Parmi les étrennes de Noël, Apôtres, livre aussi volumineux que captivant de Tom Bissell, écrivain américain de 45 ans, dégagé d’une éducation catholique, farouchement athée, m’accompagne... L’auteur s’est pourtant attelé pendant dix ans à une étude de terrain précise et documentée des représentations traditionnelles des apôtres, à travers le temps et l’espace. Il s’amuse des récits fabuleux, décrit les multiples interprétations légendaires, discerne les processus d’affabulation sans quitter une recherche sur le mystère de ces textes qui continuent d’inspirer un « style » de vie qui l’interroge. « Apôtres » est un livre décapant, qui ruine bien des représentations mais surligne, en creux, la source inspiratrice. Les origines du Christianisme sont à explorer, à déconstruire, à habiter autrement. Il place d’ailleurs son livre dans la mouvance du livre Le Royaume d’Emmanuel Carrère qui unit critique des formes durcies par la théologie et admiration de la source évangélique. Celle qui se vit au quotidien dans les lieux singuliers du respect absolu de l’homme en tout homme. On se rappelle les pages d’Emmanuel Carrère sur un temps de retraite à l’Arche de Jean Vanier.
Ainsi, des contemporains plus jeunes n’ont pas peur de s’emparer librement de la « parole » ancienne pour la relire à l’épreuve de l’existence concrète. Moins comme un système que comme une croissance d’existence. L’un et l’autre ne prétendent pas asséner une critique définitive mais construire un autre chemin plus respectueux de l’homme. C’est assez exactement là que Marcel Légaut avait déblayé un parcours -le sien- pour mieux aborder l’homme et Dieu. Il n’est pas d’autre lieu de la foi que ce chemin de l’humain, dans la patience et le respect des singularités.
Finalement, que ce soit les mots poétiques de Jean Debruynne, les poèmes du soir de Gérard Bessière ou le presque dernier livre de Joseph Moingt, il en va toujours du préalable de l’humain. Il est si facile de s’immerger dans des croyances déconnectées du réel. Il y a tant à faire pour restaurer la confiance en l’intelligence de la foi en l’homme !
A la prochaine rencontre de Pâques, à la Magnanerie une double chance sera donnée de rencontrer deux parcours contemporains qui ont aimé reconnaître en Marcel Légaut une voie de christianisme accordée à l’humain.
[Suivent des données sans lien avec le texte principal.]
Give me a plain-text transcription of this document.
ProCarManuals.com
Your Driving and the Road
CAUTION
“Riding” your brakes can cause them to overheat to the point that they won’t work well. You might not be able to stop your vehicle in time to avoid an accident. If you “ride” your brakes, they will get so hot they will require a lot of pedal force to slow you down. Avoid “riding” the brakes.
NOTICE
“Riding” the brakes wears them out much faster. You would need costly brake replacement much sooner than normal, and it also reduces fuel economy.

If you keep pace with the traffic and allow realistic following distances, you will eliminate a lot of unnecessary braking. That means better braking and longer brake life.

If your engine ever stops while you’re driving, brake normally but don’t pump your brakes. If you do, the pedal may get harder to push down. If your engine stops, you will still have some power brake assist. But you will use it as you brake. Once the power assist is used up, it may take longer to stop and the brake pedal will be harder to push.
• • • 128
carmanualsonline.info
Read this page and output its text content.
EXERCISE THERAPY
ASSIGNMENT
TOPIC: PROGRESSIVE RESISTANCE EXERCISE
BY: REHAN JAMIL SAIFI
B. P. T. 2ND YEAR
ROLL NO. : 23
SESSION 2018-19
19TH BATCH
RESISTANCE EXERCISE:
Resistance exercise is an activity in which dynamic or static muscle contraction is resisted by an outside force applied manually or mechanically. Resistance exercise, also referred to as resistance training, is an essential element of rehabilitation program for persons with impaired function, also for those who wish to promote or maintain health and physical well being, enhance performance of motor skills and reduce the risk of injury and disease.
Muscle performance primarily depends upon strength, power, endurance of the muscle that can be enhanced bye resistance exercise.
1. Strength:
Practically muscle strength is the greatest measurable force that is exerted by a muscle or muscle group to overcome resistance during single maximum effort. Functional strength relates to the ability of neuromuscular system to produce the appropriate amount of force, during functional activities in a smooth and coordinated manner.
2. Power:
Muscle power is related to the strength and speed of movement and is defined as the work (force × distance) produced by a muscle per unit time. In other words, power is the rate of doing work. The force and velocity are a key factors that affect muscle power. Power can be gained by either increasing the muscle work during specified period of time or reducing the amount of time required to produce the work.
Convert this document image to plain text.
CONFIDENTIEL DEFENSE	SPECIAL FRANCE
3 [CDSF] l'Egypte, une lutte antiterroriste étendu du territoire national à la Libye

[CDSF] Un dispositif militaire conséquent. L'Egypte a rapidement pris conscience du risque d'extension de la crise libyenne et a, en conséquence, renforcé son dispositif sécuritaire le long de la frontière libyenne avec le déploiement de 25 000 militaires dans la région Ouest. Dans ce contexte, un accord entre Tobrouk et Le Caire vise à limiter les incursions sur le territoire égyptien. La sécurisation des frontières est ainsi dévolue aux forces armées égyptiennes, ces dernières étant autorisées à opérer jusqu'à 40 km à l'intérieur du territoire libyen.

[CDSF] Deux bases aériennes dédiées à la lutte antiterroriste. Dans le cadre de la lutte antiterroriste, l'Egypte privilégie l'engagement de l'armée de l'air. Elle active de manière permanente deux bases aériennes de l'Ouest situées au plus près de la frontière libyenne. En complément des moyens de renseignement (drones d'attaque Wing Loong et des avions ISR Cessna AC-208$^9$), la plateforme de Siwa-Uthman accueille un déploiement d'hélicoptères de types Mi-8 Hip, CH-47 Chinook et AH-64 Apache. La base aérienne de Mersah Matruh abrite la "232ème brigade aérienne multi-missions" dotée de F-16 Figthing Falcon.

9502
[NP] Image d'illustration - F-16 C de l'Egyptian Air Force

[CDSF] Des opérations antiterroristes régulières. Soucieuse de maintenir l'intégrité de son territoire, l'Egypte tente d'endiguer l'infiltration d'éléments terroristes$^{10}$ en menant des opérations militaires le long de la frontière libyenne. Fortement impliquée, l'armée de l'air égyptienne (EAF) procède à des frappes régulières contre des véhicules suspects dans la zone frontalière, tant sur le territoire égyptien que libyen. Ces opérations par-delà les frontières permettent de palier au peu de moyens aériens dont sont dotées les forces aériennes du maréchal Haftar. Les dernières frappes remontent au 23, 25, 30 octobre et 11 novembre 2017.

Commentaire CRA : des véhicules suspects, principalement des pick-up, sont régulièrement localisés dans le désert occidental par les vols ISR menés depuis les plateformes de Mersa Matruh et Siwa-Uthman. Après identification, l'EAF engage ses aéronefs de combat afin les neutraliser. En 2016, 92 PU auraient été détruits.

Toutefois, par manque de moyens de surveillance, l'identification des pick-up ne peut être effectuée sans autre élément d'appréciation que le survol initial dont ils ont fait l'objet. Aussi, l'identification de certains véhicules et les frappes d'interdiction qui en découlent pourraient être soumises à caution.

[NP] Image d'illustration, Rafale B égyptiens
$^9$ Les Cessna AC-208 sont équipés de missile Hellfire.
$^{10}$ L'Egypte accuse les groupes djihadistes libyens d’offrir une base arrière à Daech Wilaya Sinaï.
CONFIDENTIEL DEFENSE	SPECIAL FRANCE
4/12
Celle de Guy Miel, berger dans le Diois qui a bien connu Marcel Légaut et assure un service de diaconat dans l’église de Valence. Et celle d’Alexandre Grothendieck, mathématicien de génie - il fut l’un des penseurs les plus influents du groupe Bourbaki - qui fit, à un moment de sa vie, presque un identique retour à la terre avant de trouver en Marcel Légaut un de ces « mutants » qui lui semblaient nécessaires pour sortir des visions étriquées. Il vaut la peine de constater l’intérêt reconnu des universitaires pour « l’énigme Grothendieck » ainsi que pour Marcel Légaut qui l‘attirait mystérieusement.
Invitation donc à venir entendre à Mirmande, un professeur de mathématiques esquisser la rencontre réelle et inaboutie entre un homme en quête de sagesse et ce titre de « mutant » éclairé qu’il accordait à Marcel Légaut.